クラシックCD聴き比べ ~ Classic CD Memos ~

演奏者への敬意を込めて、つたないメモを書いています。

シューベルト ピアノ・ソナタ第21番D.960 ツァハリアス(93)

2016.11.06 (Sun)
ツァハリアスシューベルト
ツァハリアス(93、EMI)は一番好き。美しい詩情。
単に抒情に流されないしっかりした構成。
聴いているときは癒され、聴いた後は晴れやかになる唯一の演奏。

ツァハリアス(1950~)はドイツのピアニストでこの録音は40代の時のもの。
Christian Zacharias
彼のモーツァルトやスカルラッティが結構好きだった。
このシューベルト(5枚組)は何の予備知識もなく、
安いからという程度の気持ちで買った、と思う。そして心に馴染んだ。

第1楽章はさらりと儚い。音が綺麗で澄み切っている。
濁るタッチは一つもなく転がる。モーツァルトのようだ。
速めのテンポで重苦しい雰囲気はない、がどこか寂しげ。
決して無表情なわけではない。

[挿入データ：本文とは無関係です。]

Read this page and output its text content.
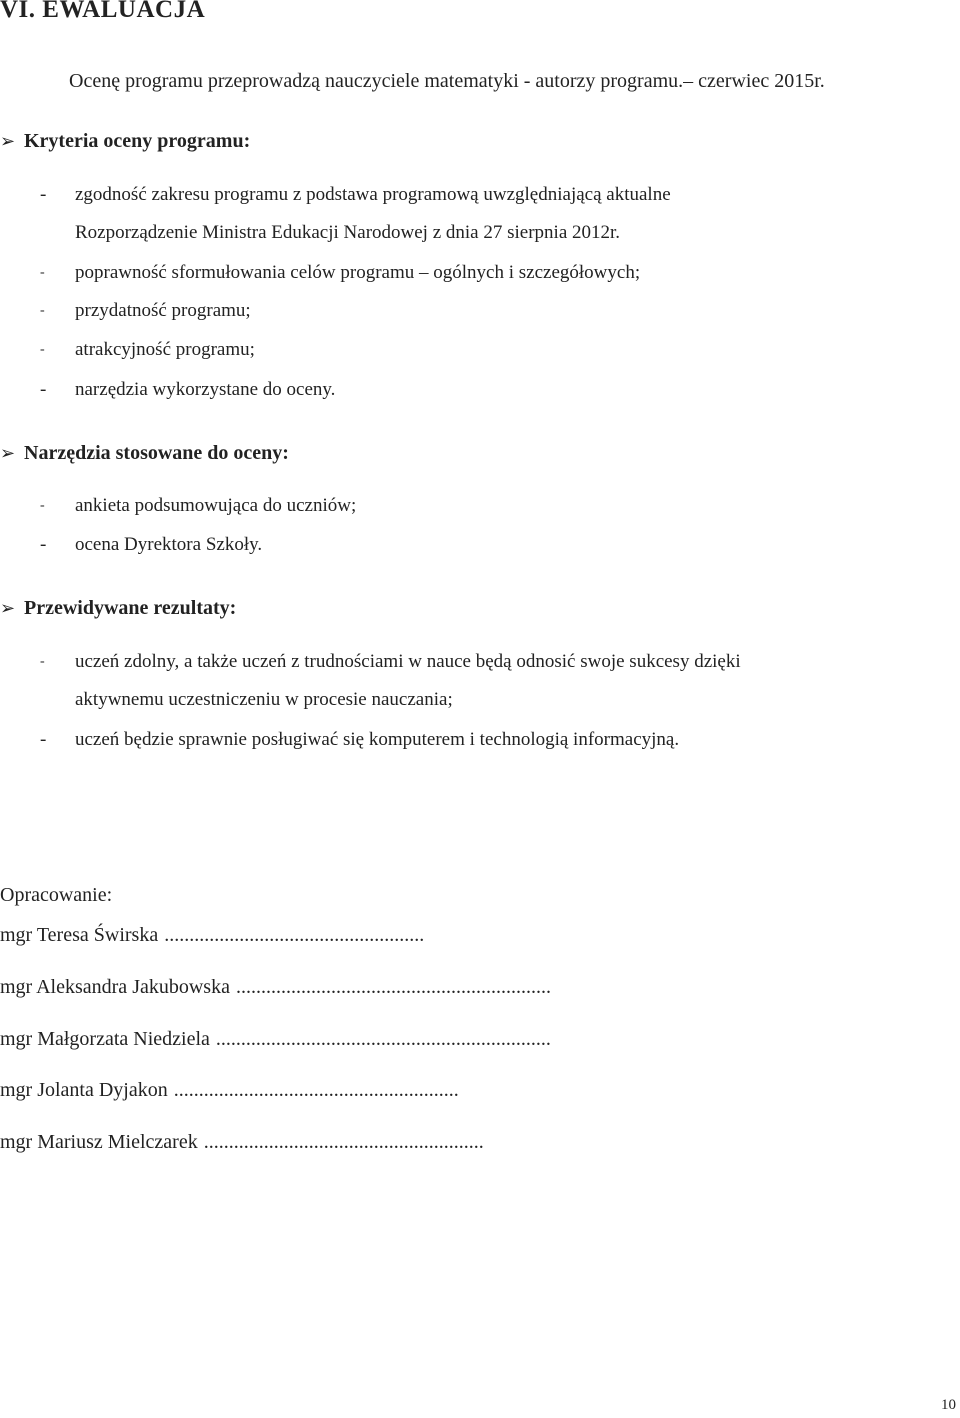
VI. EWALUACJA
Ocenę programu przeprowadzą nauczyciele matematyki - autorzy programu.– czerwiec 2015r.
➢ Kryteria oceny programu:
- zgodność zakresu programu z podstawa programową uwzględniającą aktualne
Rozporządzenie Ministra Edukacji Narodowej z dnia 27 sierpnia 2012r.
- poprawność sformułowania celów programu – ogólnych i szczegółowych;
- przydatność programu;
- atrakcyjność programu;
- narzędzia wykorzystane do oceny.
➢ Narzędzia stosowane do oceny:
- ankieta podsumowująca do uczniów;
- ocena Dyrektora Szkoły.
➢ Przewidywane rezultaty:
- uczeń zdolny, a także uczeń z trudnościami w nauce będą odnosić swoje sukcesy dzięki
aktywnemu uczestniczeniu w procesie nauczania;
- uczeń będzie sprawnie posługiwać się komputerem i technologią informacyjną.
Opracowanie:
mgr Teresa Świrska ....................................................
mgr Aleksandra Jakubowska ...............................................................
mgr Małgorzata Niedziela ...................................................................
mgr Jolanta Dyjakon .........................................................
mgr Mariusz Mielczarek ........................................................
10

大声で叫んだりしないで慎ましい。

第2楽章は前楽章をゆったりしたテンポでしっかり受け止める。
実に温かい。
この楽章の終結では傷はすっかり癒える。

第3楽章は気持ちを新たに軽やかにステップ。
可憐でお茶目な少女。

終楽章では気分は前を向き活力が戻る。
このソナタが4楽章であることの意味をここまで感じさせる演奏はなかった。

録音はスイス・リーヘンのランドガストホフというホテルの
ボールルームでのセッション。
Landgasthof Riehen
landgasthof-riehen-hochzeit.jpg
音が繊細で羽毛のように優しい。これは非常に良い。